Posted on 12/26/2021 3:17:07 AM PST by zeestephen
Real time Dashboard that includes mileage, speed, and temperature (will turn on Day 2), and a visual daily time line for every major deployment before reaching L-2. Also, click on the page title for access to an entire website for James Webb Telescope information and visuals.
(Excerpt) Read more at webb.nasa.gov ...
Thank you, I’ll be monitoring this. Fingers crossed, thee is still a lot that has to go well to win this prize!
Thanks for posting this.
Lots of interesting Webb info here,
https://jwst.nasa.gov/content/about/orbit.html
Bookmarking
Your link actually goes to the same website that the Dashboard is on.
However, after noodling around for 10 minutes, I cannot figure out how to get from the Orbit link to the Dashboard link.
I am in awe of the brainpower that goes into figuring all this out.
Thanks, this is cool
Good thing we’re not driving the telescope;)
The first actual pictures won’t happen until July, if everything goes well.

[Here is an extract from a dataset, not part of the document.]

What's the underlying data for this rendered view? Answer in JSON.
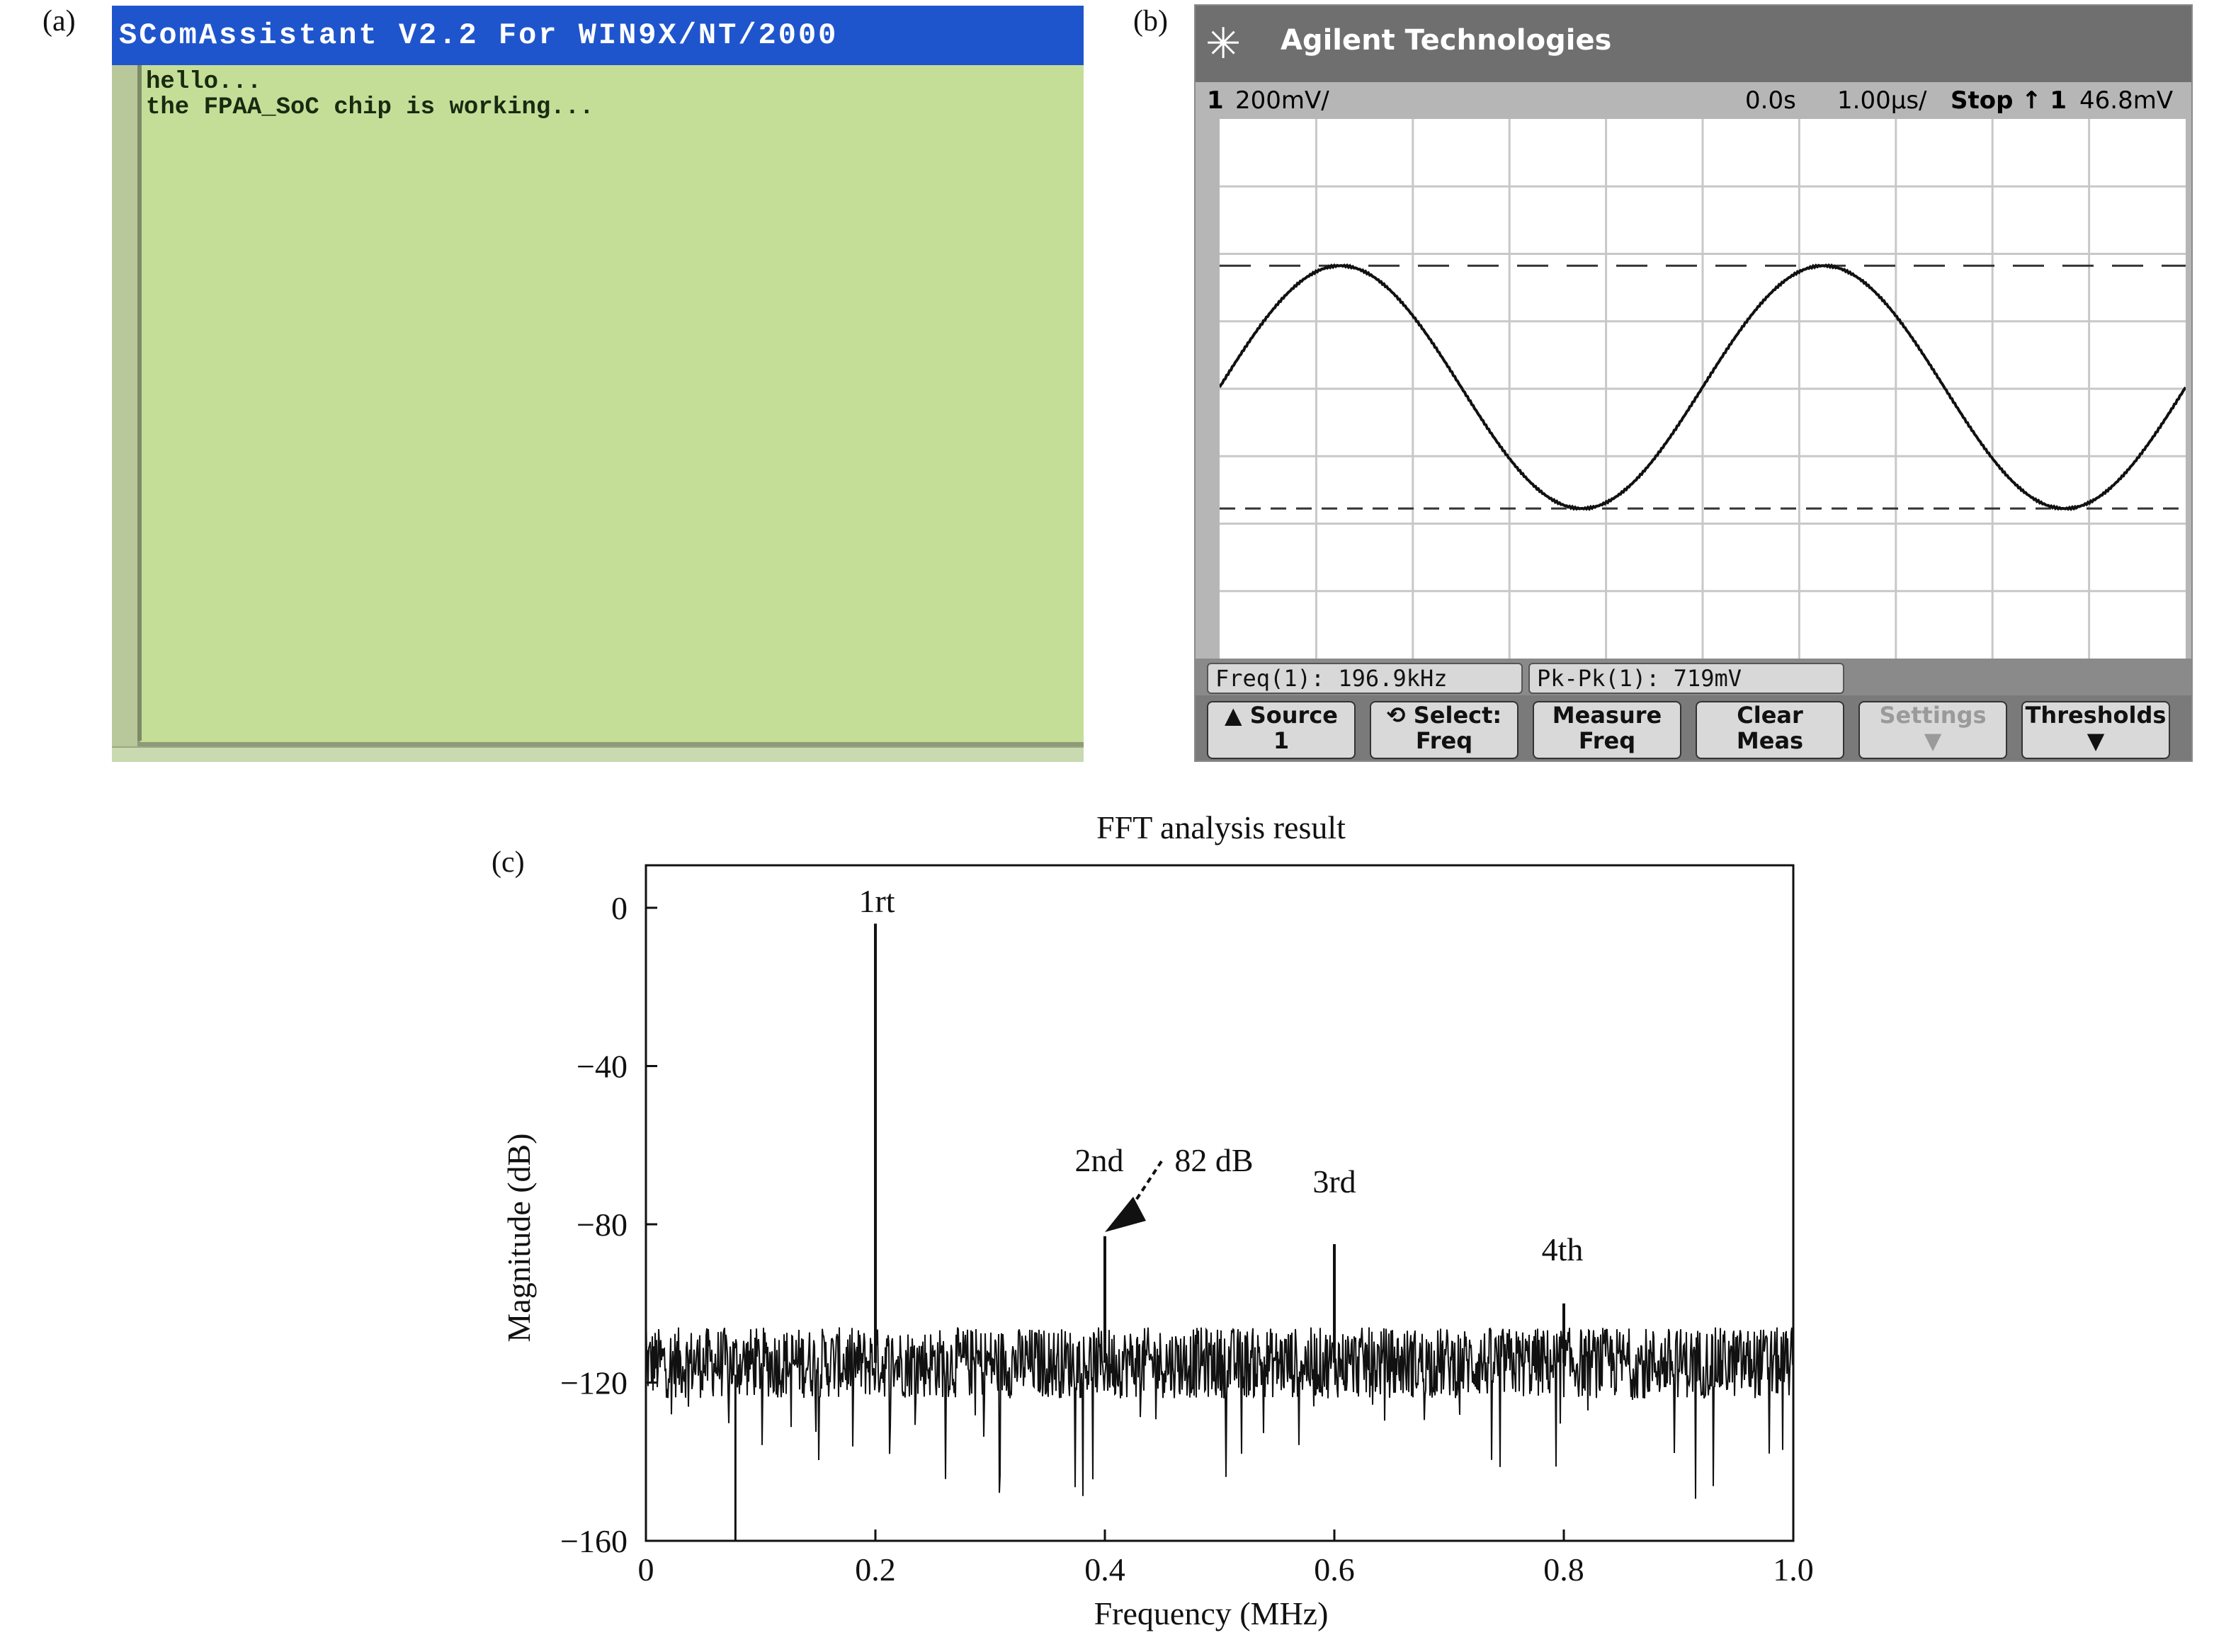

At least it’s in space now and the delays on the ground are at an end .
Until a couple weeks ago, I thought satellites just kind of bobbed up and down in Lagrange points, essentially fixed in place by their inertial momentum and by the competing gravitational pull of sun, Earth, and moon.
Until watching this, I did not understand what kind of orbit it would be in relative to Earth - polar or equatorial.
Amazing - much more complex and beautiful than I imagined.
If it all comes together and works, it will be the most amazing technological accomplishment in human history.
The idea that we may be able to see the first light after the Big Bang is almost incomprehensible.
I still do not conceptually understand how we are able to see light from a specific moment in time by looking deeper and deeper into space.
In my mind, 99.9% of all the light ever created has either already passed by Earth's current location, or is still traveling towards Earth's future location.
In my mind, every star we can see needed to be at an exact location relative to the speed and motion of that star and Earth, and relative to the expansion of the universe.
I have given up trying to understand it.
It is the same link I posted at the top of the page.
Another reader sent me a page about Webb's L2 orbit that came from this same website, but I could not find the orbit page from the dashboard, or even from the title page of the website.
Cool animation at the NASA site.
Did not realize they deployment had already started.
Oh ok, I don’t believe there is an orbit per say, once it gets to the L2 point it stays there. Far enough out 93,000 miles from earth to orbit around the sun.
It actually orbits the L2 point.
I have seen two illustrations - relative to Earth, one polar orbit, and one equatorial orbit.
The polar orbit makes the most sense - always facing away from the sun.
An equatorial orbit would require constant fuel use to keep the sun behind it.